Deux survivantes, aujourd’hui aux mains de deux « héritiers ». Dominée par le PCF depuis 1935, Vénissieux, 62 000 habitants, a vu son député‐maire historique, André Gerin, céder la place en 2009 à Michèle Picard, après vingt‐quatre ans de règne. Plus isolée, à l’extrême-sud de l’agglomération, Givors et ses 20 000 habitants sont dirigés par le PCF depuis 1953, date de l’élection de Camille Vallin. Pendant quarante ans, cet ancien résistant est resté à la tête de la ville, avant de passer la main en 1993 à Martial Passi, toujours en poste aujourd’hui.
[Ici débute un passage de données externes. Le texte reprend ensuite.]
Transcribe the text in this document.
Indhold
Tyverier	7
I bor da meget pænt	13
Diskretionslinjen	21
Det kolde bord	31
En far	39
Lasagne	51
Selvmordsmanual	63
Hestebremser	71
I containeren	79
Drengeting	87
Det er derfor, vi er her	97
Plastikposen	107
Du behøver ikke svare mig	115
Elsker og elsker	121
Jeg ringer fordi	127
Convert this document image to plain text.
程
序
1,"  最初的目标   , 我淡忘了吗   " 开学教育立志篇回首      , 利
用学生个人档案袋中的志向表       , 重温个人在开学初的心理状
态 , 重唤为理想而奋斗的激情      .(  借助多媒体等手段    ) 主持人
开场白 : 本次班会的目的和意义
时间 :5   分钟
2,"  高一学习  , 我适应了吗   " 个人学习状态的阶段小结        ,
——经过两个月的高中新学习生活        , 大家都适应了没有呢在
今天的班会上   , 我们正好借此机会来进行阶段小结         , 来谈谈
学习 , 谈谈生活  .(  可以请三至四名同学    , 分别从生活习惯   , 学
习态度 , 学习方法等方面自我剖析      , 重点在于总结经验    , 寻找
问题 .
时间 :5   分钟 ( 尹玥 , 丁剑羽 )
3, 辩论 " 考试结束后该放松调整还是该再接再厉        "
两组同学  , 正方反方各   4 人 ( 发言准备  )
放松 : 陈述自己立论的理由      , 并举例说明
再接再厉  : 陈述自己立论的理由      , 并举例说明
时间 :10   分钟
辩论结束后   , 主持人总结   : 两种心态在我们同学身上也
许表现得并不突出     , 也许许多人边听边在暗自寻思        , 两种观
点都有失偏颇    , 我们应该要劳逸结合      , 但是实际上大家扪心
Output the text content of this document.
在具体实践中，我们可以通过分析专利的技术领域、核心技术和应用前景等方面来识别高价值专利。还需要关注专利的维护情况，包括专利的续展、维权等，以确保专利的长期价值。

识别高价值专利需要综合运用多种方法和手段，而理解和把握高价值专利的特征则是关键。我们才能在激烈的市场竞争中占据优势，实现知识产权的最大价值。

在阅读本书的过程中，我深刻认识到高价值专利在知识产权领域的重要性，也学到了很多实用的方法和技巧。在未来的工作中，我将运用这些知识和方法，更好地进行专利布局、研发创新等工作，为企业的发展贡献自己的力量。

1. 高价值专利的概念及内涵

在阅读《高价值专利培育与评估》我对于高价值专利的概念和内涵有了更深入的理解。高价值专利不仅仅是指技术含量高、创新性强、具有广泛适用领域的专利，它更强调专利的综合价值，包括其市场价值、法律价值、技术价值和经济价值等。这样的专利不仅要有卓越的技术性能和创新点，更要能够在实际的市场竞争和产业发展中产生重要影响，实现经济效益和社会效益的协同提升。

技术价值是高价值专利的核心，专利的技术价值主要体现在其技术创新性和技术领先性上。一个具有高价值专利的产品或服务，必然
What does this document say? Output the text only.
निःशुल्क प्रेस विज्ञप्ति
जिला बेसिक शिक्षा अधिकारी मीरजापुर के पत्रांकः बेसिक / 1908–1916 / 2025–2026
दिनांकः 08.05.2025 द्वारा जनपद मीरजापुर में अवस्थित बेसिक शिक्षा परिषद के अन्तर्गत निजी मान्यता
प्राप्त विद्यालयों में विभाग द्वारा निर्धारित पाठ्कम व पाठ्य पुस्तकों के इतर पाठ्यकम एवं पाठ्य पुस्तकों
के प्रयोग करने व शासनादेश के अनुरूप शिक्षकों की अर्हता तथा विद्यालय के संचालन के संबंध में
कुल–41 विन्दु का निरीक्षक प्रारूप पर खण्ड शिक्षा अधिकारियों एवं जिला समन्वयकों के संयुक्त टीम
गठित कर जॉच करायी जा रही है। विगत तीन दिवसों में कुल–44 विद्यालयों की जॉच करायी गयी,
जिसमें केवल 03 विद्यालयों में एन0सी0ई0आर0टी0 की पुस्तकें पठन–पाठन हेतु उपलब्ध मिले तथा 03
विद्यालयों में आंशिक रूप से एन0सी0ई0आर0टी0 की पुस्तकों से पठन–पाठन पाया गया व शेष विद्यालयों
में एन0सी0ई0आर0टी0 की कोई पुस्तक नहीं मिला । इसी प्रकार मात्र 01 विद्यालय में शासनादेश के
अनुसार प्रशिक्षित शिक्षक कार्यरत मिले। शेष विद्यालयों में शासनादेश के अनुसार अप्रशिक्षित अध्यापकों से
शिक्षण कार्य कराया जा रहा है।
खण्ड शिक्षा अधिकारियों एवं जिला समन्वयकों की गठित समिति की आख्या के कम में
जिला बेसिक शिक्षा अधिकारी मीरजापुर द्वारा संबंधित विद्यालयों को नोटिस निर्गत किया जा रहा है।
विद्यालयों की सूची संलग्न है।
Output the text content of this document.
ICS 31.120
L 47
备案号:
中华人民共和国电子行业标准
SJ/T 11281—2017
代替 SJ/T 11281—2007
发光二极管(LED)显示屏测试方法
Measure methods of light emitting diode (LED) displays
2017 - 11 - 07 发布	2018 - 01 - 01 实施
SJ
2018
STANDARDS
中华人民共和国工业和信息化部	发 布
Partout ailleurs, le parti a baissé le drapeau. « Dans les années 1990, la seule section de Lyon comptait 6 000 adhérents, contre 500 aujourd’hui », décrit Raphaël Debu, le Secrétaire fédéral du Rhône du PCF, paquet de clopes « fête de l’Huma » posé sur la table. « Lorsque nous avions nos ceintures rouges (NDLR : les banlieues qui entouraient certaines grandes métropoles françaises), nous étions une république dans la République. Aujourd’hui, le seul endroit où nous sommes encore identifiés, c’est dans nos mairies, donc à Vénissieux et Givors ». A bien des égards, les deux villes incarnent toujours à merveille ce “communisme municipal” fantasmé par ses défenseurs et honni par ses opposants, qui dénoncent l’autoritarisme des élus et des dérives clientélistes.
Une politique sociale
Pour trouver les inconditionnels du PCF à la sauce locale, il ne faut pas chercher bien loin. Assise en terrasse au Café de la paix, bistrot couru par les élus vénissians, Monique Bornu multiplie les saluts amicaux aux passants du centre‐ville. « J’embrasse tout Vénissieux ! », glisse tout sourire cette habitante des Minguettes. Aujourd’hui retraitée de la Sacoviv, l’organisme de logement social de la ville, celle qui se dit « encartée au Parti presque depuis la naissance » reste une supportrice ardente du communisme municipal. « L’ADN d’une mairie communiste est d’avoir une ville pour tous, argumente‐t‐elle. C’est la bataille pour l’emploi, l’idée de défense du logement social pour les plus modestes ou encore l’accès aux activit …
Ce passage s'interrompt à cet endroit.